W lipcu 1940 r. Żydzi dostali nakaz opuszczenia większości dzielnic miasta. Wówczas większość z nich przeniosła się do okolicznych miasteczek, takich jak Wieliczka, Niepołomice, Skawina, Proszowice. W marcu 1941 r. na terenie Podgórza, w wyznaczonym obrębie ulic Wita Stwosza, Rękawka i Traugutta, utworzono getto w którym stłoczono tysiące wysiedlonych. Przeludnienie, głód, brak lekarstw oraz nieustający terror niemiecki stały się codziennością. Symbolem pomocy polskich mieszkańców dla Żydów z getta stała się postać Tadeusza Pankiewicza, właściciela Apteki pod Orłem, który przekazywał potajemnie lekarstwa najbardziej potrzebującym Żydom.
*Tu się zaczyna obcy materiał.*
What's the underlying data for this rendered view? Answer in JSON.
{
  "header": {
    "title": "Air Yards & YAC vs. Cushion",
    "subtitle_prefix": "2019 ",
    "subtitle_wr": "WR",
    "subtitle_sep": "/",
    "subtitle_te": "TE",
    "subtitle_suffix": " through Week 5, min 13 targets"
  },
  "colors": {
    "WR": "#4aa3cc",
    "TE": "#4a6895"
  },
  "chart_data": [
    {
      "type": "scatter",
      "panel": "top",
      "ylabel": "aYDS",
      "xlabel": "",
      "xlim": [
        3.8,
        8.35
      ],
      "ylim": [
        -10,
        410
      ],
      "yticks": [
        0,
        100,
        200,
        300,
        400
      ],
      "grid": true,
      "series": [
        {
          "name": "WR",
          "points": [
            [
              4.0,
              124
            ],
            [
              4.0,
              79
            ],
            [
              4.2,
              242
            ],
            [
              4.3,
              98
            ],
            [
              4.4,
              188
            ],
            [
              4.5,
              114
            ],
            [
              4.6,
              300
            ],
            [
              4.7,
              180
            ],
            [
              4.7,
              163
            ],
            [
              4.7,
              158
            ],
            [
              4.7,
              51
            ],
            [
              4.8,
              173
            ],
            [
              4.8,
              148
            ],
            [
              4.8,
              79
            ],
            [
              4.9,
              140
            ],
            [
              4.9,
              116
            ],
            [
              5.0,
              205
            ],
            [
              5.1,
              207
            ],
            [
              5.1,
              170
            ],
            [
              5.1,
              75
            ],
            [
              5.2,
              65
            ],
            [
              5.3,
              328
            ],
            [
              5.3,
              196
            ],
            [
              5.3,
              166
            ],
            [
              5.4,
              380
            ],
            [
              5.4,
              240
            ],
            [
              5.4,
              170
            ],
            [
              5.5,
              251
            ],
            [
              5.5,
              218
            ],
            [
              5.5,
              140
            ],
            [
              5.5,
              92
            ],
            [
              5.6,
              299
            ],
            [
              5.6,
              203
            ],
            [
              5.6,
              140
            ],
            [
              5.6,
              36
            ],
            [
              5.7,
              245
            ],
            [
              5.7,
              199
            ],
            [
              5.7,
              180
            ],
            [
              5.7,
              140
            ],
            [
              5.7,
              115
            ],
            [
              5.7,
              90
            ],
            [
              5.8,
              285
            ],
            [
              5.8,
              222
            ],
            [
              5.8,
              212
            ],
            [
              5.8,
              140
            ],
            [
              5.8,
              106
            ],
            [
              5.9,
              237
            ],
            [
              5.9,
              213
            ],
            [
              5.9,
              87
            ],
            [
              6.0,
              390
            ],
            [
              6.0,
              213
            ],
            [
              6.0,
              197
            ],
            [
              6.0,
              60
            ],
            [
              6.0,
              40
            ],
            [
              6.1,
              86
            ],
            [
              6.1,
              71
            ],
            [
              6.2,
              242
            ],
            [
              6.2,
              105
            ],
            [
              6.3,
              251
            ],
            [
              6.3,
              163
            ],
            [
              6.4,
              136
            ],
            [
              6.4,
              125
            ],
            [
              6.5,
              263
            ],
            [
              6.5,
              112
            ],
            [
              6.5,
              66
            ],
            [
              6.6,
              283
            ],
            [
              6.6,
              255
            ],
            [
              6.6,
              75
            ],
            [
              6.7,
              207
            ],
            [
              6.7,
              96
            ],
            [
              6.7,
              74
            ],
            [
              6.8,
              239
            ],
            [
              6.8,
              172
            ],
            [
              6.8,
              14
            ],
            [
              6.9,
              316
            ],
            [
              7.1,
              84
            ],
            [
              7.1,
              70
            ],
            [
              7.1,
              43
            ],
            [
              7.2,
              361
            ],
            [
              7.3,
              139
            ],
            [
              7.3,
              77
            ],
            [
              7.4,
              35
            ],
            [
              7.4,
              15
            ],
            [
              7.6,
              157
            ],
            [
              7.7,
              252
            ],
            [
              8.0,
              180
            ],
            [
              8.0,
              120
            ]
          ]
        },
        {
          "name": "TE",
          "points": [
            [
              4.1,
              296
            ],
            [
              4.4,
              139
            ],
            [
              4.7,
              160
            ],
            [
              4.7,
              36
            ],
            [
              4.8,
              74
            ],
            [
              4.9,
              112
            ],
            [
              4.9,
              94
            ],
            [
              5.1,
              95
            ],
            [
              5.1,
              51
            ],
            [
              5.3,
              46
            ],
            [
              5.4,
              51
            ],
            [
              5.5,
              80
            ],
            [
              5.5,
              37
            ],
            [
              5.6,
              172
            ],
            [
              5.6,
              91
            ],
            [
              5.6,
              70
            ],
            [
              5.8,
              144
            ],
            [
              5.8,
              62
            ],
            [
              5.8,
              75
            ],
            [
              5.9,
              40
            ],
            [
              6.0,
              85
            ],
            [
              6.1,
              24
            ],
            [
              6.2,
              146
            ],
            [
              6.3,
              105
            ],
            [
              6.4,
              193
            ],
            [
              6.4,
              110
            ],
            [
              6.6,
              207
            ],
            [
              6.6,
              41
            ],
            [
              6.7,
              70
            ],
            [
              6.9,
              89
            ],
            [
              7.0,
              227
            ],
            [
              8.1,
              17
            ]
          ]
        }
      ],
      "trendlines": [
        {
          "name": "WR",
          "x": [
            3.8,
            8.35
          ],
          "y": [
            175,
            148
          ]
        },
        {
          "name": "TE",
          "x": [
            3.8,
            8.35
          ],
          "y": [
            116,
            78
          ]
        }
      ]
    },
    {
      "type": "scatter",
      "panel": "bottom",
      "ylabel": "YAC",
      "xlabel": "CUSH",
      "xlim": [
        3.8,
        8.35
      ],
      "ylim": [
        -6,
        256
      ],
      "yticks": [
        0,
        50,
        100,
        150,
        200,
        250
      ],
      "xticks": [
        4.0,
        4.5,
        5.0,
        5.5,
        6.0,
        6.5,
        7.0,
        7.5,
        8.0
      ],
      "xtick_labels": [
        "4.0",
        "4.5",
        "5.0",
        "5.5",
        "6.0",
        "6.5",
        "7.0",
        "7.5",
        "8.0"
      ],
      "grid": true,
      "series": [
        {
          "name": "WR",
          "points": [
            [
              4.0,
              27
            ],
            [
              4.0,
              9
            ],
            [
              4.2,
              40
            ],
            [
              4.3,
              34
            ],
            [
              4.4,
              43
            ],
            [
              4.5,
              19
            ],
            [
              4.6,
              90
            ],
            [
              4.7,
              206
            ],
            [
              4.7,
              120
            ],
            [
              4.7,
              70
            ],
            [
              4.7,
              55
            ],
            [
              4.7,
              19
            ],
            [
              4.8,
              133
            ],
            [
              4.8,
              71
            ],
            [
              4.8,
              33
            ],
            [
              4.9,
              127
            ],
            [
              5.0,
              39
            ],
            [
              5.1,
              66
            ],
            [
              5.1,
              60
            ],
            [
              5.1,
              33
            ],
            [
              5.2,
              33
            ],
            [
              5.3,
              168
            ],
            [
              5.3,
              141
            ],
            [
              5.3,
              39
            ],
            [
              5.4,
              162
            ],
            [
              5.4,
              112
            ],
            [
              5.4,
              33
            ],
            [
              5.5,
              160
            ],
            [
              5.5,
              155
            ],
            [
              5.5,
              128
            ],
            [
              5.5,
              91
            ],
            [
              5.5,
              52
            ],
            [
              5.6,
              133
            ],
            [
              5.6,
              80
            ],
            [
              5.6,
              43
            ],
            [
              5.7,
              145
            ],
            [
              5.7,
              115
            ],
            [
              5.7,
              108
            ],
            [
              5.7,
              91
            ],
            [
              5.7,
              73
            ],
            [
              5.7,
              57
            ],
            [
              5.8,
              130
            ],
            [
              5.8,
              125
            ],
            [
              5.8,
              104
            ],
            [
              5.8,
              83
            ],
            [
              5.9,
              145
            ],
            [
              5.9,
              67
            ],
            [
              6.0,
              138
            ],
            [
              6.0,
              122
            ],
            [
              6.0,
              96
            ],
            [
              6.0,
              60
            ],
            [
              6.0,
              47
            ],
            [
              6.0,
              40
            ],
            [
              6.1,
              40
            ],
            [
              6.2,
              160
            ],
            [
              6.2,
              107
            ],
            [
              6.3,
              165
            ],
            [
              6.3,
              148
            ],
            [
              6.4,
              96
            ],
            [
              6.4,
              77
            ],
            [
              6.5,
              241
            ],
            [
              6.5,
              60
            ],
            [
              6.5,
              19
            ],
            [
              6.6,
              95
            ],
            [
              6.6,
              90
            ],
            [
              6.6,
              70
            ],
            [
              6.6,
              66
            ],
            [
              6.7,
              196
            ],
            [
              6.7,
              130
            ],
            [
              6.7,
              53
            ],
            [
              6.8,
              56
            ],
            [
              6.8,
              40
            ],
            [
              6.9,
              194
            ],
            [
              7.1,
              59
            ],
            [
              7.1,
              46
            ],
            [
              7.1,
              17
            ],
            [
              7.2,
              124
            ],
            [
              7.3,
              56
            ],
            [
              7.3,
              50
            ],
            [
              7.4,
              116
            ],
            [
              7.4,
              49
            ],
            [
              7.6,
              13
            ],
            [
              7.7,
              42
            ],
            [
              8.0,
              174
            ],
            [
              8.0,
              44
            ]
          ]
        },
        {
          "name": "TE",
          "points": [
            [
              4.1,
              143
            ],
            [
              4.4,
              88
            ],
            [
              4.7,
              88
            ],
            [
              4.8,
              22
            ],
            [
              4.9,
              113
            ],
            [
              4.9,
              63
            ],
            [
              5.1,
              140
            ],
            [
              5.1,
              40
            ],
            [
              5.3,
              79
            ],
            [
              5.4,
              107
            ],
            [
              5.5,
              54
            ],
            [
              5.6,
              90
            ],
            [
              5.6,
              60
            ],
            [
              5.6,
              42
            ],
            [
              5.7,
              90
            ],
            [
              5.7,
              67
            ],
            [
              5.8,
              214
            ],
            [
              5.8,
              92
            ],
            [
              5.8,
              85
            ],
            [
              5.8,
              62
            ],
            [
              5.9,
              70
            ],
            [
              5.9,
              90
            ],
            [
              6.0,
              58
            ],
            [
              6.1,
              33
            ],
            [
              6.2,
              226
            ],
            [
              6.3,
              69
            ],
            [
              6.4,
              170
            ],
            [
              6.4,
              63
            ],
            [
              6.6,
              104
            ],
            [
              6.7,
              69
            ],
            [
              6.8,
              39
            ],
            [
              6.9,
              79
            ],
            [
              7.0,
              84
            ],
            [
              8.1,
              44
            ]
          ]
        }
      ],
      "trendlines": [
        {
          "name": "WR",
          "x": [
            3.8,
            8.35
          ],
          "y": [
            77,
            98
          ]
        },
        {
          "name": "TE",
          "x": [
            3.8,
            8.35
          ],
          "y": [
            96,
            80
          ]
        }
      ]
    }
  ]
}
Akcje deportacyjne w getcie w czerwcu i październiku 1942 roku zmniejszały obszar dzielnicy żydowskiej. W dniach 13-14 marca 1943 r. Niemcy ostatecznie zlikwidowali getto. Przy tym większość jego mieszkańców wymordowali w obozie śmierci w Bełżcu. Tylko część zakwalifikowana przez Niemców do dalszej pracy znalazła się w utworzonym w październiku 1942 r. obozie pracy w Płaszowie. Obóz ten miał liczne podobozy, w tym Fabrykę Emalii Oskara Schindlera. Holocaust przeżyła niewielka grupa więźniów obozu w Płaszowie, w tym duża część pracowników Fabryki Schindlera. Uratowali się także nieliczni Żydzi ukrywający się dzięki pomocy Polaków w mieście lub okolicach oraz ci, którzy przetrwali posługując się sfałszowanymi dokumentami ze zmienioną tożsamością.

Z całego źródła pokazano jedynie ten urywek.